Many people have expressed concern about the integrity of the election given the polarized condition of the country and President Trump’s repeated — and unproven — claims that the election will be rigged. He has repeatedly ranted about voter fraud and questioned the integrity of mail-in ballots.
Because of the coronavirus pandemic, Gov. Gavin Newsom ordered that ballots be mailed to every registered voter in the state. There still will be a handful of places in each county to cast votes in person. California also extended the time county registrars have to receive ballots, which will be counted as long as they come in within 17 days of Election Day. (They must be postmarked by Election Day, however.)
Even before the 2020 election ballots were mailed, Berkeleyside readers had reported spotty mail delivery. Mayor Jesse Arreguín, who lives in North Berkeley, said Monday he and his roommate had not gotten mail for several days.
Mail delivery in Berkeley was impacted in July when a few postal workers came down with COVID-19, forcing their coworkers to quarantine for two weeks. The city’s seven post offices, plus one in Albany, reduced their hours and closed for lunch because of those staffing shortages.
Those mail delays coincided with the appointment of Louis DeJoy, a major GOP campaign donor and the owner of a logistics firm that competes with the USPS, to the role of postmaster general. DeJoy ordered changes in how the USPS treated overtime and mail delivery, which caused days-long backlogs in delivering mail, according to a Washington Post report.
In mid-September, a federal court ordered DeJoy and the post office to abandon the new measures. The changes had already impacted delivery times, however.
“By the beginning of October, the agency delivered 86 percent of first-class mail on time, down from 90.6 percent before the changes took effect in July, and down from nearly 89 percent at the start of September,” the Washington Post reported.
In late September, Berkeleyside did an experiment to test the performance of Berkeley’s mail delivery. We mailed 160 letters from a number of different post offices around the city. Most of those letters went to Berkeley addresses, but a few were mailed out of town. Most were delivered promptly.
Of the 160 letters we sent, about 130 letters (81%) were postmarked Thursday, Sept. 24 (the day we mailed them). The vast majority of those letters (66%) arrived at their destinations by Saturday, Sept. 26, and nearly 90% had gotten there by Monday, Sept. 28. Several people never got their letters and a few others did not respond to our emails.
Berkeleyside will share updates on the missing ballots when officials provide additional information.

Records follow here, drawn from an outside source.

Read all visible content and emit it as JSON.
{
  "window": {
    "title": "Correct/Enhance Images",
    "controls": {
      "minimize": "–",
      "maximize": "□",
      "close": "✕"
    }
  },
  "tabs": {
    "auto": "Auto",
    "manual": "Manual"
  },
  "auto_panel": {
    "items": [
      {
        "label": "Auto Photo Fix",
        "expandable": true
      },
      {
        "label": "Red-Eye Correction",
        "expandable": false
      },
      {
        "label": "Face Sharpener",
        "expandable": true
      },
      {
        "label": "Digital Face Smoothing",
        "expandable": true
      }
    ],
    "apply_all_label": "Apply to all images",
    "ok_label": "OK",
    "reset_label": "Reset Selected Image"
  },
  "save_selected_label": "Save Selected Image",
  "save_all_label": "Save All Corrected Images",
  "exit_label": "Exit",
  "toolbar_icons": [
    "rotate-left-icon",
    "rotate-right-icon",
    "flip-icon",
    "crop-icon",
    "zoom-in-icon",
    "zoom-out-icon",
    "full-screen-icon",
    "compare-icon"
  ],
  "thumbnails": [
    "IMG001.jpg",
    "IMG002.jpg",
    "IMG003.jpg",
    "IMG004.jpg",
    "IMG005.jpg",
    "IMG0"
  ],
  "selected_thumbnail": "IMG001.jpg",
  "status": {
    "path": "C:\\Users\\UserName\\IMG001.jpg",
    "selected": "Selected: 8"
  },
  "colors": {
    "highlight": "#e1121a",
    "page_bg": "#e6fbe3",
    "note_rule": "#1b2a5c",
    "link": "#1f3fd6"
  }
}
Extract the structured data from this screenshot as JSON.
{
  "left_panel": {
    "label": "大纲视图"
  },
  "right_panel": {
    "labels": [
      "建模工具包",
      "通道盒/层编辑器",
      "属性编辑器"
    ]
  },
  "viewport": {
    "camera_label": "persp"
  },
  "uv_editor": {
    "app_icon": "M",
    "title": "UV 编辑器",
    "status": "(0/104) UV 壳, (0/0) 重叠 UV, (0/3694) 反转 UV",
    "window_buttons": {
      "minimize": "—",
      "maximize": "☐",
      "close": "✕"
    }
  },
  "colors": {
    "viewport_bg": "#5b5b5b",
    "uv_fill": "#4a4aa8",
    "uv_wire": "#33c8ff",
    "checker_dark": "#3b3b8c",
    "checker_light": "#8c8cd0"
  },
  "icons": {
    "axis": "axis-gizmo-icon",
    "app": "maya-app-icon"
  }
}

See complete Election 2020 coverage on Berkeleyside.
What can you do if you haven’t gotten your ballot yet?
- Make a report: Ballots that have not been delivered by the expected delivery date may be reported as “missing” after seven days. You can also let Berkeleyside know.
- Vote in person: Early voting is an option already for those who can visit the registrar of voter’s office in Oakland at 1225 Fallon St. Hours are posted on the ROV’s website.
- Print your ballot: The state allows you to print your own ballot and turn it in with supporting documentation if you don’t want to wait for a replacement in the mail.
- Request a replacement ballot: Call the ROV’s office at 510-272-6973 to get a new ballot. It could take up to 14 days to arrive.
- Ask for a will-call ballot: The registrar will provide a pick-up ballot upon request.
- Vote on Election Day: See a list of polling locations in Berkeley, as well as other election resources.
- Track your ballot online.
Note: Berkeleyside added an additional statement from the USPS after publication, as reflected in the story above.